The interview began and I was on the edge of my seat. You name it, they mentioned it. He told stories about Coppola, The Godfather trilogy, stage acting, and growing up as a kid. More specifically, when he was little and used to do The Lost Weekend scene where Ray Milland’s character, who’s a drunk, is going crazy trying to find his liquor. He said that he’d do this scene for friends of his father and he never understood why they would sit there laughing at him. He mentioned the Performing Arts school in New York, which he attended only for a short time. He talked about his early days in off-off-off-Broadway productions. “Great little coffee shops that gave great opportunities to actors,” He said. “Sometimes there were more actors on stage than people in the audience.” He called the theater, “an addiction.” Once you’re there, you’re stuck in this world of possibilities.
When talking about The Godfather, Pacino set some records straight. First, money was not the reason he didn’t want to do the third and final installment. In fact, Robert Duvall was the one who didn’t want to come back. Pacino explained that it was “a completely different script” than when it first started out. Second, the second installment was the one where “money” was an issue. At least, not so much for him as it was for the studio. He said that Coppola had not signed on to the movie yet. The script just wasn’t as good as it should have been and that’s when they started to offer him more money. It snowballed. Finally they got Coppola and he told the studio, “Stop offering him (Pacino) money! He just wants a good script.” And that friends, is it the cookie crumbles.
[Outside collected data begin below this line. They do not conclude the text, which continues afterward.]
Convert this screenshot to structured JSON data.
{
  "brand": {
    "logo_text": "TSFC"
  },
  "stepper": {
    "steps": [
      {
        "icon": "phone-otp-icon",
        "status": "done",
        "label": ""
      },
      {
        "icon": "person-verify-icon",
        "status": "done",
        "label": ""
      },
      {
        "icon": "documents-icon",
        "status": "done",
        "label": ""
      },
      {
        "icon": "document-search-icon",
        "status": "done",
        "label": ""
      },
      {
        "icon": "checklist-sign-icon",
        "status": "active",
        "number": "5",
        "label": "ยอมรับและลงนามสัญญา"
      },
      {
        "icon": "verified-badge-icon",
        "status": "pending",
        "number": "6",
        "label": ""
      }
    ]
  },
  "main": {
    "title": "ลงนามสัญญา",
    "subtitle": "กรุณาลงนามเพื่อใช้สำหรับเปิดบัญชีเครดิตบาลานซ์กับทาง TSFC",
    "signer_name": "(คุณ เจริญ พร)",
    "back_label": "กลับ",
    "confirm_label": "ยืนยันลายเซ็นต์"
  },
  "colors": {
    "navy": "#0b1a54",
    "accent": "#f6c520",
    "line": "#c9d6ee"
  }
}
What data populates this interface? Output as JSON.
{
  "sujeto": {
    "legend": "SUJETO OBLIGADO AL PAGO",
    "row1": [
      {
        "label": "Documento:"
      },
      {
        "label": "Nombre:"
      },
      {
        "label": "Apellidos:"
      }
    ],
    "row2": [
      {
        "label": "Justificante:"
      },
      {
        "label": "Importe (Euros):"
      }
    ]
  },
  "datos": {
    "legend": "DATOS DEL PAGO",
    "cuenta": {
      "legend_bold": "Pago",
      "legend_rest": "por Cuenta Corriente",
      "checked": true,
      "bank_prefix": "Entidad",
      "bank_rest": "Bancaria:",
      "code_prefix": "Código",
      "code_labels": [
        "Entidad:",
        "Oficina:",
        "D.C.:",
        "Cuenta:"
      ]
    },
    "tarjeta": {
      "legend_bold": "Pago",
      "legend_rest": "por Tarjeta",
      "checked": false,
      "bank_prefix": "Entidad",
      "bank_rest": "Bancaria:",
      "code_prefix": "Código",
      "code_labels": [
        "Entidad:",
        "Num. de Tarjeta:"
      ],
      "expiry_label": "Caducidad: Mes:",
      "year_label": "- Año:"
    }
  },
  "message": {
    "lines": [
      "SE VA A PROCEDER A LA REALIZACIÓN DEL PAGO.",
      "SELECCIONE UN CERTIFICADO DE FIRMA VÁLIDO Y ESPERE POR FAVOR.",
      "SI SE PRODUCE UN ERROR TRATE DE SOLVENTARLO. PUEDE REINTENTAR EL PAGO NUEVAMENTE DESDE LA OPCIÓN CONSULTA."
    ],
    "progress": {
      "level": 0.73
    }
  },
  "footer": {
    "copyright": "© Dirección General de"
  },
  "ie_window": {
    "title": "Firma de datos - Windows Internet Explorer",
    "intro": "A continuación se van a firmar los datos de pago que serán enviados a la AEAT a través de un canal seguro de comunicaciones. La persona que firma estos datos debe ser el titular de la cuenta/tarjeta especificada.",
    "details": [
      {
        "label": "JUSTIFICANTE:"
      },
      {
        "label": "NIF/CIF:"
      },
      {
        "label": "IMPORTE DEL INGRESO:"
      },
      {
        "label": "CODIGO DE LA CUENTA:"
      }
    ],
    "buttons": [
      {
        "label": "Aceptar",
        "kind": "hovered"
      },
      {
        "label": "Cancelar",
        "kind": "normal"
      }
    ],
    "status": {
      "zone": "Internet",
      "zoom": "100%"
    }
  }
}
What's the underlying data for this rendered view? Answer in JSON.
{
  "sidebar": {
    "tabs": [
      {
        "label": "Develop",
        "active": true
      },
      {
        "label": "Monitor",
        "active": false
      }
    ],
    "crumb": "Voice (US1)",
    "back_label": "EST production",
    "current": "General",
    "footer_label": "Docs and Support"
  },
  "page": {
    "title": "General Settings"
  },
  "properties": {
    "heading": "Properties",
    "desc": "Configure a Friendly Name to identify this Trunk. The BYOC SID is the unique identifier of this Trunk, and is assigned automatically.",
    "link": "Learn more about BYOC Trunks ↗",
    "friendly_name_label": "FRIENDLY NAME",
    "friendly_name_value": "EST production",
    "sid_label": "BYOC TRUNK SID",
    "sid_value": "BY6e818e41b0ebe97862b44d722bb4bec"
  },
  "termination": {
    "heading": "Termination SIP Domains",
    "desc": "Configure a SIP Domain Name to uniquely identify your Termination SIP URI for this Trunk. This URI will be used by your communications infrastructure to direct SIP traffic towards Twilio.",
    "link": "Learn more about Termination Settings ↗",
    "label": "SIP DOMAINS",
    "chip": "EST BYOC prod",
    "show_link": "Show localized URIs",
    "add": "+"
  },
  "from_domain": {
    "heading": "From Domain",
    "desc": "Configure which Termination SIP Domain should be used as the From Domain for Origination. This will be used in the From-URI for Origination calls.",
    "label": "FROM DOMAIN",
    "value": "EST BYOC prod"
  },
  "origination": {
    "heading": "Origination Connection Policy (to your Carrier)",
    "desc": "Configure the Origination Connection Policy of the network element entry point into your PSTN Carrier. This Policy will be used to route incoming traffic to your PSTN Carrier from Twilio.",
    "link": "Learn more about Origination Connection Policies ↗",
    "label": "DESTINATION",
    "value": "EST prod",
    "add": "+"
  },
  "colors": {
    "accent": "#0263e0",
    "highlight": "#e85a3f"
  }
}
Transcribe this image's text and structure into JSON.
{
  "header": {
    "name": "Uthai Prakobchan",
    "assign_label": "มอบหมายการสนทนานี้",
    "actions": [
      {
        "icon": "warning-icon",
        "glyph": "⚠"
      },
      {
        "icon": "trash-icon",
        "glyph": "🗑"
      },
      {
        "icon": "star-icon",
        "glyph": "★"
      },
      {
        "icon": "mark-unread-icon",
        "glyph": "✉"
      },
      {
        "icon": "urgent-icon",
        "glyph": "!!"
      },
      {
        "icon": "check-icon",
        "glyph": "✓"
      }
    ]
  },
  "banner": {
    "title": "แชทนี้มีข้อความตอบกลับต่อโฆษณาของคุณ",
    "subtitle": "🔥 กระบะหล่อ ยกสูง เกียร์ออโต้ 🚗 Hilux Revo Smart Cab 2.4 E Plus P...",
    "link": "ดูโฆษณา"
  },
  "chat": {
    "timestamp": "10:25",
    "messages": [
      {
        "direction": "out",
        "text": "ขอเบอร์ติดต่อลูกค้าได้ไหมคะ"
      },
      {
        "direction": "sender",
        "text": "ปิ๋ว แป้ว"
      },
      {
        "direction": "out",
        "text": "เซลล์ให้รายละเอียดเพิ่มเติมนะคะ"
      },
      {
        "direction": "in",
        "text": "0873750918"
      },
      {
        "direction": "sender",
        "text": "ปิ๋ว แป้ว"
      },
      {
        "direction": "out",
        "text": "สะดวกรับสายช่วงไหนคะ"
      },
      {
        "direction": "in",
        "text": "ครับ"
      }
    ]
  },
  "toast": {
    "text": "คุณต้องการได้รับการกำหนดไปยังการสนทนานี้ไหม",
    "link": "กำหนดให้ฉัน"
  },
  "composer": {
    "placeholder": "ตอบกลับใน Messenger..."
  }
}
Pacino answered questions from the audience and talked plenty about his up and coming projects. One of which is with Adam Sandler. He mentioned wanting to play Iago in Othello, working with Robert De Niro again and his 4 year project Wilde Salome. It was like sitting in the living room with my uncle talking about the wonderful days past and the ones yet to come. The intimacy that was felt in that huge theater was impeccable. He made it known to many people now that “language” is very important to him. He’s all about the message a show sends and what the “words” say. And when he spoke, it was with both confidence and aggression that he made his point clear. It was, for lack of a better word, poetic.
And after all that, he still managed to muster up the excitement to present a monologue from Hughie, a scene from American Buffalo, and poems by Oscar Wilde and E.E. Cummings. The passion he showed and the flawlessness of his performances were something I will never forget. I could probably go on for pages about how vivid and engaging tonight’s “play time” was but that would be boring and make me sound like a drone. Instead I just have this left to say, it truly was a One Night Only occasion because I’m pretty sure, the whole thing will change tomorrow. Thank you Al Pacino.